Chip That Processes And Stores Data Shows Promise
Ferroelectric RAM, image by Raimond Spekking.
Engineers have developed a way that the millions of transistors used to process information could also store information.
The method, detailed in a paper published in Nature Electronics, accomplishes this by solving another problem: combining a transistor with higher-performing memory technology than is used in most computers, called ferroelectric RAM.
Researchers have been trying for decades to integrate the 2, but issues happen at the interface between a ferroelectric material and silicon, the semiconductor material that makes up transistors. Instead, ferroelectric RAM operates as a separate unit on-chip, limiting its potential to make computing much more efficient.
A team led by Peide Ye, the Richard J. and Mary Jo Schwartz Professor of Electrical and Computer Engineering at Purdue University, discovered how to integrate silicon and a ferroelectric material.
“We used a semiconductor that has ferroelectric properties,” Peide Ye said. “This way 2 materials become one material, and you don’t have to worry about the interface issues,” Ye said.
The result is a so-called ferroelectric semiconductor field-effect transistor, built in the same way as transistors currently used on computer chips.
The material, alpha indium selenide, not only has ferroelectric properties, but also addresses the issue of a conventional ferroelectric material usually acting as an insulator rather than a semiconductor due to a so-called wide band gap, which means that electricity cannot pass through and no computing happens.
In the past, researchers hadn’t been able to build a high-performance ferroelectric tunneling junction because its wide band gap made the material too thick for electrical current to pass through.

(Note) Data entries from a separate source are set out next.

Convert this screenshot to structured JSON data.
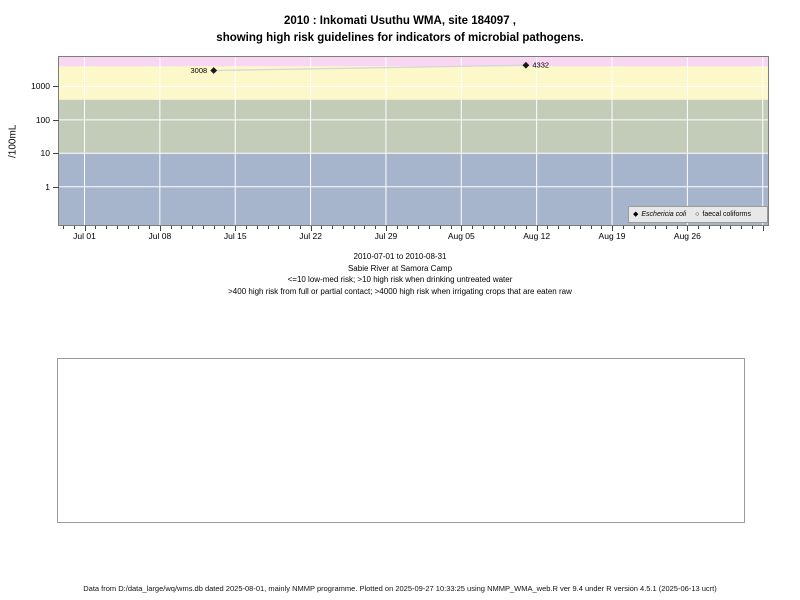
{
  "title": {
    "line1": "2010 : Inkomati Usuthu WMA, site 184097 ,",
    "line2": "showing high risk guidelines for indicators of microbial pathogens."
  },
  "captions": {
    "line1": "2010-07-01 to 2010-08-31",
    "line2": "Sabie River at Samora Camp",
    "line3": "<=10 low-med risk; >10 high risk when drinking untreated water",
    "line4": ">400 high risk from full or partial contact; >4000 high risk when irrigating crops that are eaten raw"
  },
  "legend": {
    "items": [
      {
        "label": "Eschericia coli",
        "glyph": "◆"
      },
      {
        "label": "faecal coliforms",
        "glyph": "○"
      }
    ]
  },
  "footer": {
    "text": "Data from D:/data_large/wq/wms.db dated 2025-08-01, mainly NMMP programme. Plotted on 2025-09-27 10:33:25 using NMMP_WMA_web.R ver 9.4 under R version 4.5.1 (2025-06-13 ucrt)"
  },
  "chart_data": {
    "type": "line",
    "title": "2010 : Inkomati Usuthu WMA, site 184097 , showing high risk guidelines for indicators of microbial pathogens.",
    "y_axis": {
      "label": "/100mL",
      "scale": "log10",
      "ticks": [
        1000,
        100,
        10,
        1
      ],
      "top_value_approx": 7600,
      "bottom_value_approx": 0.07
    },
    "x_axis": {
      "start": "2010-07-01",
      "end": "2010-08-31",
      "ticks": [
        {
          "label": "Jul 01",
          "day": 0
        },
        {
          "label": "Jul 08",
          "day": 7
        },
        {
          "label": "Jul 15",
          "day": 14
        },
        {
          "label": "Jul 22",
          "day": 21
        },
        {
          "label": "Jul 29",
          "day": 28
        },
        {
          "label": "Aug 05",
          "day": 35
        },
        {
          "label": "Aug 12",
          "day": 42
        },
        {
          "label": "Aug 19",
          "day": 49
        },
        {
          "label": "Aug 26",
          "day": 56
        }
      ],
      "minor_ticks": "daily"
    },
    "series": [
      {
        "name": "Eschericia coli",
        "marker": "filled-diamond",
        "points": [
          {
            "date": "2010-07-13",
            "day": 12,
            "value": 3008,
            "label": "3008",
            "label_side": "left"
          },
          {
            "date": "2010-08-11",
            "day": 41,
            "value": 4332,
            "label": "4332",
            "label_side": "right"
          }
        ]
      },
      {
        "name": "faecal coliforms",
        "marker": "open-circle",
        "points": []
      }
    ],
    "risk_bands": [
      {
        "name": "high risk when irrigating crops that are eaten raw",
        "min": 4000,
        "max": null,
        "color": "#f9d7f2"
      },
      {
        "name": "high risk from full or partial contact",
        "min": 400,
        "max": 4000,
        "color": "#fcf8c9"
      },
      {
        "name": "high risk when drinking untreated water",
        "min": 10,
        "max": 400,
        "color": "#c3ccb8"
      },
      {
        "name": "low-med risk",
        "min": null,
        "max": 10,
        "color": "#a6b4cc"
      }
    ],
    "line_color": "#d6d6d6",
    "grid_color": "#ffffff",
    "point_color": "#1a1a1a",
    "legend_position": "bottom-right-inside"
  }
}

Since alpha indium selenide has a much smaller band gap, the material can be just 10 nanometers thick without losing ferroelectric properties, allowing more current to flow through it.
More current allows a device area to scale down to several nanometers, making chips denser and energy efficient, Ye said. A thinner material — even down to an atomic layer thick – also means that the electrodes on either side of a tunnelling junction can be much smaller, which would be useful for building circuits that mimic networks in the human brain.